Re: [libvirt] [PATCH 2/2] storage: Polling the sysfs for pool with "fc_host" type adapter

22 Jan 2014


      On 22/01/14 22:02, John Ferlan wrote:
...
On 01/07/2014 05:37 AM, Osier Yang wrote:
...
On 07/01/14 02:30, John Ferlan wrote:
...
On 01/06/2014 05:19 AM, Osier Yang wrote:
...
The SCSI device corresponding to the vHBA might not show up in
sysfs yet when we trying to scan the LUNs. As a result, we will
end up with an empty volume set for the pool after pool-start,
even if there are LUNs.
So what causes the "delay" to get the LUN's into sysfs?
It's basicly from the delay of udev.
...
Is there
something that can be done at creation time (or wherever) to sync that
sooner?
I thought like that, let's say at the point of "createVport". But the
"createVport" is just to create the vHBA, and nothing else to do,
the left work for device showing up in the sysfs tree is on the
udev then.
Polling right after "createVport" for the SCSI device in sysfs tree
will take more time.
...
Is there a way to determine that the SCSI device hasn't shown
up yet other than the readdir()?  You're adding a delay/loop for some
other subsystem's inability? to sync or provide the resources.
It's the only way AFAIK.
...
...
Though the time of the device showing up is rather depended,
better than doing nothing, this patch introduces the polling
with 5 * 1 seconds in maximum (the time works fine on my
testing machine at least). Note that for the pool which doesn't
have any LUN, it will still take 5 seconds to poll, but it's
not a bad trade, 5 seconds is not much, and in most cases,
one won't use an empty pool in practice.
Since the paths that call into this only seem to be via refresh and
perhaps a subsequent refresh would resolve things.
Exactly, in most cases it will work, since the time window between
pool-start and pool-refresh should be enough for the SCSI device
showing up in the sysfs tree, *generally*.  but it's not necessary
to be that.
...
Could this be better
served by documenting that it's possible that depending on circumstance
"X" (answer to my first question) that in order to see elements in the
pool, one may have to reload again.  Assuming of course that the next
reload would find them...
I thought like this too, but the problem is it's not guaranteed that
the volume could be loaded after execute "pool-refresh" one time,
may be 2 times, 3 times, ... N times.  Also the time of each
"pool-refresh" is not fixed, it depends on how long  the
"udevadm settle" (see virFileWaitForDevices) will take.
...
I guess I'm a bit cautious about adding randomly picked timeout values
based on some test because while it may work for you, perhaps it's 10
seconds for someone else.
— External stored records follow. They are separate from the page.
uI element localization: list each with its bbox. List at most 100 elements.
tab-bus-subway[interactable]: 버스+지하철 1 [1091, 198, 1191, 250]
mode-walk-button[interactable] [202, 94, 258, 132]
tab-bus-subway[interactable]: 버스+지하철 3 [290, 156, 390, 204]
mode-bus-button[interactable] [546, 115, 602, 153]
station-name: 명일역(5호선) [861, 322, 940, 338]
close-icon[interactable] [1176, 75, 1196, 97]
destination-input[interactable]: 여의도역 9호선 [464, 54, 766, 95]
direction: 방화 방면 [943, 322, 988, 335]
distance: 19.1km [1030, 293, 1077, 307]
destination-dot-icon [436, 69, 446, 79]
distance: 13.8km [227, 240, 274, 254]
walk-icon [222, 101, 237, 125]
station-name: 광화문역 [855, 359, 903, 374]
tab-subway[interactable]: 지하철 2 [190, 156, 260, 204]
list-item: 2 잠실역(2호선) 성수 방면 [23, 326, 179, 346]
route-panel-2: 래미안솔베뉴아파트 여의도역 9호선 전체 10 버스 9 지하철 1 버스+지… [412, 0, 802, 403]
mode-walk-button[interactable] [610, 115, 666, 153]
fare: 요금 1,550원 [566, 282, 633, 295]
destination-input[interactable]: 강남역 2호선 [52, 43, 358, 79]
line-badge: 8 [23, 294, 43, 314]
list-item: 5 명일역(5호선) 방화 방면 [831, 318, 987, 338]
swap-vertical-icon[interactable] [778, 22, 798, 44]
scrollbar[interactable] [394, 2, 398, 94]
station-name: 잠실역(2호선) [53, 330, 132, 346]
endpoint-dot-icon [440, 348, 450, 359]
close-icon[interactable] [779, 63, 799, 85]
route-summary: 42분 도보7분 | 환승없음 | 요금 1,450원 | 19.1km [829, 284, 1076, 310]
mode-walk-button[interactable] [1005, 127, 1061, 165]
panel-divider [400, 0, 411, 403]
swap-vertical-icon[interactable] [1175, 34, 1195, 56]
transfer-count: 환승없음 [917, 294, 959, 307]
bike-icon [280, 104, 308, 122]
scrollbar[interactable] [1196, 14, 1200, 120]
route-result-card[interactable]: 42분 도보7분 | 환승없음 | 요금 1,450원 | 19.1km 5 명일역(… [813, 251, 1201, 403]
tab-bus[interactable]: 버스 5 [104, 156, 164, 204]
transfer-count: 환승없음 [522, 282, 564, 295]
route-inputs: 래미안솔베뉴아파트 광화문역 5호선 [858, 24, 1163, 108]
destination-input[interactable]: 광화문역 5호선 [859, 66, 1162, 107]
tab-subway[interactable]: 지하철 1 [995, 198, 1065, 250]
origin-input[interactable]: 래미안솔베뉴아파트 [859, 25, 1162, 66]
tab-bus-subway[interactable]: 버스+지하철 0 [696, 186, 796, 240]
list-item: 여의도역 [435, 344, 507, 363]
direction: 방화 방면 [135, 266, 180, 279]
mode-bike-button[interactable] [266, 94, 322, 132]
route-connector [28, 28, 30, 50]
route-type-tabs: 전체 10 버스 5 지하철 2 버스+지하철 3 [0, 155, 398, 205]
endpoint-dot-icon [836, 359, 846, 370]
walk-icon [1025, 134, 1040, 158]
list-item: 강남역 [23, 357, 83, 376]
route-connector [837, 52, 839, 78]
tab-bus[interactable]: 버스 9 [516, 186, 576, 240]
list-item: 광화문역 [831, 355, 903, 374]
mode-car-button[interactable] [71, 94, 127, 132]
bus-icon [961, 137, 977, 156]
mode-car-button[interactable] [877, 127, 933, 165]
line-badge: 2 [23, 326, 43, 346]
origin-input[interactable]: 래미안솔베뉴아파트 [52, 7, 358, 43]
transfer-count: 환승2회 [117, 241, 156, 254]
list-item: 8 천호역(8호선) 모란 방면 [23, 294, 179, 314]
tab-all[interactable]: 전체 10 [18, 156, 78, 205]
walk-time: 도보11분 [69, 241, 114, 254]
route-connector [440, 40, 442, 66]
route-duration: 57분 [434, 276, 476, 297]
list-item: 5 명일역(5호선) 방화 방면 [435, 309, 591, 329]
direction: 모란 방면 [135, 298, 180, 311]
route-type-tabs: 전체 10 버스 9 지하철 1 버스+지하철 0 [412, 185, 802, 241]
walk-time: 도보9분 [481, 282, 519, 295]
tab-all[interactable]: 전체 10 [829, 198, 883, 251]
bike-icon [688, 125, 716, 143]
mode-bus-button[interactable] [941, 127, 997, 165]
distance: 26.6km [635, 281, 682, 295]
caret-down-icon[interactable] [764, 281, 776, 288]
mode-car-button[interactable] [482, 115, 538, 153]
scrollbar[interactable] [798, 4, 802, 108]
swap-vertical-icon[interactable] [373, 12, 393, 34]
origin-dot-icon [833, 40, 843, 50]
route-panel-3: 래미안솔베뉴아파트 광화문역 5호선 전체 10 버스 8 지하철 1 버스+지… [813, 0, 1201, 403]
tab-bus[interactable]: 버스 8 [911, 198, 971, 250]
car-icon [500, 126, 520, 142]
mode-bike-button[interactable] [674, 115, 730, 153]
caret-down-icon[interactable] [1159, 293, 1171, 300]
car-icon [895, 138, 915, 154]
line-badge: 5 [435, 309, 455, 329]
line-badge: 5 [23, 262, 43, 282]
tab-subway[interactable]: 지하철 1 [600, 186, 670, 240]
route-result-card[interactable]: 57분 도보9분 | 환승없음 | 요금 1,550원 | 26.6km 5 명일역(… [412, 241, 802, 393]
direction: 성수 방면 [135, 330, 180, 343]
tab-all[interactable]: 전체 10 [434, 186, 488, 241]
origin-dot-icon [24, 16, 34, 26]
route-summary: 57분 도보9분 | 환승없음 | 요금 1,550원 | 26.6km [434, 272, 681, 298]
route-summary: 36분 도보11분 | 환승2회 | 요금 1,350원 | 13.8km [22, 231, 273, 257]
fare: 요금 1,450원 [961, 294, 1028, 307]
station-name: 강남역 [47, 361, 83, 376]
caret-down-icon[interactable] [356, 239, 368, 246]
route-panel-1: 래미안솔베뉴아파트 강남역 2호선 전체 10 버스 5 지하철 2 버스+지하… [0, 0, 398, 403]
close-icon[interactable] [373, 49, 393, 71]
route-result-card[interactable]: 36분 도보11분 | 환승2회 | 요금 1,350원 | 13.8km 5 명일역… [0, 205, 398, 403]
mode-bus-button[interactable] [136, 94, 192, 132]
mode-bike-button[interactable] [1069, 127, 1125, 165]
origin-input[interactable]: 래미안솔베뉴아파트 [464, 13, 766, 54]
While you may consider a 5 second pause "OK"
and "reasonable" a customer may not consider that to be reasonable.
People (and testers) do strange and random things.
Exactly, this is not the only problem we faced regarding to the
storage stuffs, and the users keeps asking why, why, and why.
...
Furthermore, could it be possible that you "catch" things perfectly and
only say 10 of 100 devices are found... But if you waited another 5
seconds the other 90 devices would show up..  I think by adding this
code you end up down a slippery slope of handing fc_host devices
specially...
We are exactly on the same page, but the question is what the
best solution we should provide? It looks ugly if we add documentation
saying one should use pool-refresh after the pool is started, if the
volumes are not loaded, but how many times to use the pool-refresh
is depended?  This patch was basicly a proposal for discussion. I
didn't expect it could be committed smoothly.
I'm still not convinced that the retry loop is the right way to go.  We
could conceivably still have a failure even after 5 retries at once per
second.
Also is sleep() the right call or should it be usleep()?  I have this
alarm (sic) going off in the back of my head about using sleep() in a
threaded context.  Although I do see node_device_driver.c uses it...
Regardless of whether we (u)sleep() or not, if we still have a failure,
then we're still left documenting the fact that for fc_host type pools
there are "conditions" that need to be met which are out of the control
of libvirt's scope of influence that would cause the pool to not be
populated. The "user" is still left trying to refresh multiple times.
And we still don't know exactly whey we're not seeing the devices. The
reality is this is also true for other pools as well since it's not
guaranteed that processLU() is ever called and 'retval' is always 0 (and
probably could be removed since it's pointless).
I gave up hacking in the code, instead, I'm making a patch to add
document in virsh manual as a "Note" to prompt the fact.  Something
like this:

<...>
+B<Note>: For pool which relies on remote resources, e.g. a "iscsi" type
+pool, or a "scsi" type pool based on a (v)HBA, since the corresponding
+devices for the volumes may not show up on the host's sysfs yet during
+the pool starting process, it may need to refresh the pool (see
+B<pool-refresh>) to get the volumes correctly loaded. How many times needed
+for the refreshing is depended on the network connection and the time
+the host takes to export the corresponding devices to sysfs.
</...>

Osier